Review: Gabriel Saloman - Adhere
There almost the sense that if you peeled away the agitation and serrated edges from an album like Yellow Swans’ Going Places, then an album like Adhere would lie somewhere beneath. Saloman seems to have carried through his old project’s sense of wondrous breadth – the sounds here originate in distant corners and flood across vast spaces, lapping up against large walls as soft, ethereal reverb trails. But Yellow Swans’ will to overwhelm is absent – well, by means of sheer weight and volume at least. These are still some humungous blocks of sound, but in contrast to the likes of Going Places, one is actually exposed to the white flashes of blank canvas behind them; sound isn’t sent crashing down on the listener in oppressive, high-pressure waves, but drifts into their field of perception in a more distinguishable and definitive array of shapes, instrument timbre often left very much intact.
“Part 2”, for example, is essentially a simple duet between piano and the vacant space of silence: it creeps in as the slender shadows of bowed strings or tumbles into view as sudden plonks of keys, intermittently falling into an agonising quiet during which one can imagine the player poised over the instrument in agonising anticipation. The quiet is subsequently prised apart by the reverberant waves of acoustic guitar and violin that indicates the opening of “Part 3”, mimicking the effect of thrusting the curtains open on a room cloaked in dark; an ecstatic sense of relief comes with it, but one that differs greatly from that accompanying the cleansing intensity wash I derive from Yellow Swans.

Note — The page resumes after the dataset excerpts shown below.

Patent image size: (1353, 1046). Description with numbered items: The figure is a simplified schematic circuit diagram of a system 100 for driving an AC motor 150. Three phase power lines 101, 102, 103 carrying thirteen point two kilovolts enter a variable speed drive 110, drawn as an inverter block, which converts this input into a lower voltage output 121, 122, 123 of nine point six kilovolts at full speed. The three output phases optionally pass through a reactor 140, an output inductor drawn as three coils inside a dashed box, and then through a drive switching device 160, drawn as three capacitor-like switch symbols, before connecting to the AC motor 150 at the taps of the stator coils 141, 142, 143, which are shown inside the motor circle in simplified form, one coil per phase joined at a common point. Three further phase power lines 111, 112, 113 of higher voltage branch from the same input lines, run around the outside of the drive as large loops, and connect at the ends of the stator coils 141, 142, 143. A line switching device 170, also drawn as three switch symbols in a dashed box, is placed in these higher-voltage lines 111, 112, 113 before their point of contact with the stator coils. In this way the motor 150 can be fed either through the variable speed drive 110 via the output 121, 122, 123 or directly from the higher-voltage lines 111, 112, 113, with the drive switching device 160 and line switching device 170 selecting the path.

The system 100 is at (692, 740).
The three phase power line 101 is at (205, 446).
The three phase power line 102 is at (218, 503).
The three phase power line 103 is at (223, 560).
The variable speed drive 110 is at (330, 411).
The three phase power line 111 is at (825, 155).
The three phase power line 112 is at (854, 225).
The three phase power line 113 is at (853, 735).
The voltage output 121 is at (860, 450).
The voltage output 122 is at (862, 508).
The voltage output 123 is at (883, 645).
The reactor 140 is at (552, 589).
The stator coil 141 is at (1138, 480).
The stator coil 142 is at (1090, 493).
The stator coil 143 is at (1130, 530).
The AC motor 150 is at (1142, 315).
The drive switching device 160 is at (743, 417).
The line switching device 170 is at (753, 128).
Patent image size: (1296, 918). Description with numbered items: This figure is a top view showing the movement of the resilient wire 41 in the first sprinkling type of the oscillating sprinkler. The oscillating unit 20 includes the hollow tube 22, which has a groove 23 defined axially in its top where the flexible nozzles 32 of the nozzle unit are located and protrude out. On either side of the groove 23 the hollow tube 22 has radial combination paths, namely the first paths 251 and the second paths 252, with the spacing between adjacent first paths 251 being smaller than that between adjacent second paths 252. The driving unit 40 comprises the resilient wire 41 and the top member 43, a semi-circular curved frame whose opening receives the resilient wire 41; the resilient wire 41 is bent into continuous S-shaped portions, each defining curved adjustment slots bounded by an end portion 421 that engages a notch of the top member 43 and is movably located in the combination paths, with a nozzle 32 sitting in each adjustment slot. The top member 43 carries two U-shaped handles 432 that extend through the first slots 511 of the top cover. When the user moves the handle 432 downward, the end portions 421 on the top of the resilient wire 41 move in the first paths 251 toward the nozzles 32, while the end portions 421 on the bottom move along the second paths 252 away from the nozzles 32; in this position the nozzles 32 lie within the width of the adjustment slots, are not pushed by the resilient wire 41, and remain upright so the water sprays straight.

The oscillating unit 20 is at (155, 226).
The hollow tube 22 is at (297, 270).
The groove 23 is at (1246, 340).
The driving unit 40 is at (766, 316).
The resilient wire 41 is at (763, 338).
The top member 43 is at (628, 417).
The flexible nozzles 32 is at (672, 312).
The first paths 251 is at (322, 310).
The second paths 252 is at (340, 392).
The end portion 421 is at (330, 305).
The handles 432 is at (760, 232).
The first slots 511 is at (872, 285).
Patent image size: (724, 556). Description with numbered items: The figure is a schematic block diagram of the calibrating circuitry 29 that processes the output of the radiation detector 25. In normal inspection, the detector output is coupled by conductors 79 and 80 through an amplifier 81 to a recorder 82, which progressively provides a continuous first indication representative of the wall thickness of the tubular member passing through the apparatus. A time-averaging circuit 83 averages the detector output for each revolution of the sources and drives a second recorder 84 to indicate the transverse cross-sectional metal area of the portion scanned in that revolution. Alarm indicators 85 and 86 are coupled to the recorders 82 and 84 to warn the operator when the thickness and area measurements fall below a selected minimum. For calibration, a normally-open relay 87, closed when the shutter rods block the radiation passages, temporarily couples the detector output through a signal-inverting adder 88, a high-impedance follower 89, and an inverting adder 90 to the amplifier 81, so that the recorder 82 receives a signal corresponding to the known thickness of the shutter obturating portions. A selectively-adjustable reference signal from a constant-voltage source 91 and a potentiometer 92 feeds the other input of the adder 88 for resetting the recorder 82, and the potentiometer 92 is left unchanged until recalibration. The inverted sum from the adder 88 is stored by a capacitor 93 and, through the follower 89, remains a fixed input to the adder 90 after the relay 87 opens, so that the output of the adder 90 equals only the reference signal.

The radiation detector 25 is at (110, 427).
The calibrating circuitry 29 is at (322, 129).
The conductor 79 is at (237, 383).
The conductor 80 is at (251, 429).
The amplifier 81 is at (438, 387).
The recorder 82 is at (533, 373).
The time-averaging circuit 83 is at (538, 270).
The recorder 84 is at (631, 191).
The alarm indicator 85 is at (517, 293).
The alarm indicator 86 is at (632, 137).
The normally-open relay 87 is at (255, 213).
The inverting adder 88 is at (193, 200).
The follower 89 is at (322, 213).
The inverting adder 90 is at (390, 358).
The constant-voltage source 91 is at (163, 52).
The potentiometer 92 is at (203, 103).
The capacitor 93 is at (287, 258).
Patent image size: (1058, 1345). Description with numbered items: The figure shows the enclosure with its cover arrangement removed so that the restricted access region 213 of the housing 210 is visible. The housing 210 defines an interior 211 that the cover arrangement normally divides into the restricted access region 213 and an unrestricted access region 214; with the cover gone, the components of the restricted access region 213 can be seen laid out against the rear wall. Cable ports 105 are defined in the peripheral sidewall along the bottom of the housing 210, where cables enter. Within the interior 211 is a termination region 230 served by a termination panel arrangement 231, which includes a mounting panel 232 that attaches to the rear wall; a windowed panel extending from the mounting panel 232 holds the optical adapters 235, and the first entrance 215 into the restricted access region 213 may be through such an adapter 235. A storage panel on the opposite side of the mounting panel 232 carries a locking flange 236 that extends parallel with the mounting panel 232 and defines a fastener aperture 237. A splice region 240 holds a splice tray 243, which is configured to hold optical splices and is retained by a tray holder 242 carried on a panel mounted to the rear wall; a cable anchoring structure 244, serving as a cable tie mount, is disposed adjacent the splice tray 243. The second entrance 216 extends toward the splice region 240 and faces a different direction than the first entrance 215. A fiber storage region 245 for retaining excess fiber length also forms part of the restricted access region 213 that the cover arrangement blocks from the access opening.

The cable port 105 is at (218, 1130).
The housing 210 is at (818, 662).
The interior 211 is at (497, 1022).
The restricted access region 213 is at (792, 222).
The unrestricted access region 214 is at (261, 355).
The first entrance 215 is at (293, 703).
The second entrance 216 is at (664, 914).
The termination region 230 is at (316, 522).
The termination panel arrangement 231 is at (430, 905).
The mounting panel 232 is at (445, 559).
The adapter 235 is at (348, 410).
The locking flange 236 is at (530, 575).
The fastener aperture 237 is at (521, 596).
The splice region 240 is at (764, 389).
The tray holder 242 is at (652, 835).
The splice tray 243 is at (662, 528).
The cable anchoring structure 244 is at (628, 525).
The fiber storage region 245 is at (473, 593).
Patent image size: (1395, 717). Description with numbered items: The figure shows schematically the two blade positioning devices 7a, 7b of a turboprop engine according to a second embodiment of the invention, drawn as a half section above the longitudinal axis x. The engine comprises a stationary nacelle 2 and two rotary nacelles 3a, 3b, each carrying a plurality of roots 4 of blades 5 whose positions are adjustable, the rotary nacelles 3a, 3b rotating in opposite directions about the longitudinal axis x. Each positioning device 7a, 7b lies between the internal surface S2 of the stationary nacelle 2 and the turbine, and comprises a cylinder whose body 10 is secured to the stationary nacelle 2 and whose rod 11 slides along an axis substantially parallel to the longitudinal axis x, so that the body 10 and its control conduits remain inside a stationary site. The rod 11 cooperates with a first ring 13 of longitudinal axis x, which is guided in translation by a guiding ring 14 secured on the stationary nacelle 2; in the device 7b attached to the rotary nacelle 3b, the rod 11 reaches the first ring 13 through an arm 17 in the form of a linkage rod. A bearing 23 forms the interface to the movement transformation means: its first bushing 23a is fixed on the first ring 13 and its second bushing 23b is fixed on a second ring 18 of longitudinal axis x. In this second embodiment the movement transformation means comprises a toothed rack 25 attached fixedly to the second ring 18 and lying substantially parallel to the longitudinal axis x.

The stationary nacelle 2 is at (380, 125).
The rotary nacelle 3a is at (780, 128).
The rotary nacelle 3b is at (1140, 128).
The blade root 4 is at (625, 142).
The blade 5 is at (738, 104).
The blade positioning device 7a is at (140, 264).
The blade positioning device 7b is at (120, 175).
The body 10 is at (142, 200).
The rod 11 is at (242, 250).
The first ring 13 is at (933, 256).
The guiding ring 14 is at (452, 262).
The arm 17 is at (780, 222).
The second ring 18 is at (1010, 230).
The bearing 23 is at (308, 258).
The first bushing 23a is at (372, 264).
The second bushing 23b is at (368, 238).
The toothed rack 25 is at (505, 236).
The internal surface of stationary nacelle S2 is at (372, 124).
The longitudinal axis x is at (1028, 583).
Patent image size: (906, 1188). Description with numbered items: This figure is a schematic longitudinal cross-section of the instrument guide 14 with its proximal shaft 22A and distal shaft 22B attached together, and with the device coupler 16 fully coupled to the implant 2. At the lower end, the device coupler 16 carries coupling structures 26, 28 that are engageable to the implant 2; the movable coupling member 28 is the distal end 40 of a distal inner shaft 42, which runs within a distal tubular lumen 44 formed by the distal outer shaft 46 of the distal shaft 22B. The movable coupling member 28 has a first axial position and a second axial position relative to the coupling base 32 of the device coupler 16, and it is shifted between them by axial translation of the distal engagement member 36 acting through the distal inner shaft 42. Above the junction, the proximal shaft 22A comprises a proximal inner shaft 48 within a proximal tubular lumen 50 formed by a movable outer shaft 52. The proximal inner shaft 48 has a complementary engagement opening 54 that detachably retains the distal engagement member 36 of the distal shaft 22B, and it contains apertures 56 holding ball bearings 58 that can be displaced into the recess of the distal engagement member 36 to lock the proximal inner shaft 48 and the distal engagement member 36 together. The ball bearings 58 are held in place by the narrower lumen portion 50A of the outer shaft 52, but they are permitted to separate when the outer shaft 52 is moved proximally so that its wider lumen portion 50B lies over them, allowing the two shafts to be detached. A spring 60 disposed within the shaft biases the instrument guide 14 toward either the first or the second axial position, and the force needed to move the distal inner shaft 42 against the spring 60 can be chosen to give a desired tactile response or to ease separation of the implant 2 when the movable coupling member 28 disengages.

As the album continues, the duality of strings and percussion feels ever more apparent and intimate. Piano tiptoes between dancing snare drums, while cyclical arrangements of woodblock coax a cloud of violins into greater heights of volume – rhythm is the central force, both as the buzz of string vibration and the recurrent impact of percussion. Reverb is the tool with which these sounds are able to project their voices to grand proportions, blurring one into the other while placing subtle focus on the expansive, cathedral-like space that hosts this instrumental dialogue; it’s primitive and yet mysterious too, with a simple array of elements brought together in a somewhat spiritual, ritualistic manner.